Das alte Tonbandgerät darf auch auf ihrem zweiten Album
diskret rauschen und brümmeln, es darf sich auch mal (noch so ein
Fast-Klischee) eine Gleichlaufschwankung erlauben. Das lenkt nicht ab von ihrem
kristallinen, wassergrünen Gitarrenspiel, von ihrer federleichten, die Trauer
der Welt als Hauch in sich tragenden Stimme, den seltsamen, verschrobenen
Harmoniefolgen, durch die ihr Gesang weht wie ein verlorener Luftballon durch
Wolken, Nebelschwaden und den strahlend blauen Himmel.
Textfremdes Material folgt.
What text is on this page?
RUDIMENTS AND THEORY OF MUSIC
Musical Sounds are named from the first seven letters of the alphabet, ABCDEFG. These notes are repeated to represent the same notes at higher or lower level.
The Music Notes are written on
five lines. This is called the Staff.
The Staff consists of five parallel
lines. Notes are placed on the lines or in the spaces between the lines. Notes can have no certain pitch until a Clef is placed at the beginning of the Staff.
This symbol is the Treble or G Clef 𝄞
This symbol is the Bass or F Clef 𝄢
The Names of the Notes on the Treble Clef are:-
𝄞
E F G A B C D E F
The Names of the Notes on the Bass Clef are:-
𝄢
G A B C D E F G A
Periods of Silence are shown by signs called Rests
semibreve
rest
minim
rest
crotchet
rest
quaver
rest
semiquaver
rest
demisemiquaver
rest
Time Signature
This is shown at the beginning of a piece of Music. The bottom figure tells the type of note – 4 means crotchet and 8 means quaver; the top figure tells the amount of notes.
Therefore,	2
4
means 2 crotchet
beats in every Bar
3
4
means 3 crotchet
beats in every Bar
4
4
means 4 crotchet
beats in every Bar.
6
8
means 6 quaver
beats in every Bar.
Die Geschichten, die sie erzählt, bleiben meist ungreifbar,
selbst wenn und obwohl es um so Handfestes wie Verlassen und Verlassenwerden
geht: „Deep inside my lonely room/ I cry the tears of never knowing you“ –
besser kann man das nicht ausdrücken, denkt man, ehe man bemerkt, daß man gar nicht
sagen kann, was „das“ ist. Aber da ist man schon verzaubert, verklärt und aller
Schwere entledigt, geläutert und seltsam glücklich, wenn am Ende selbst die
Stille zu singen scheint und die Welt, die sich unbemerkt aufgelöst hat, aus
dem Tagtraum neu ersteht.
Die Kolumne "Frisch gepreßt" erscheint alle 14 Tage im Stadtmagazin IN MÜNCHEN.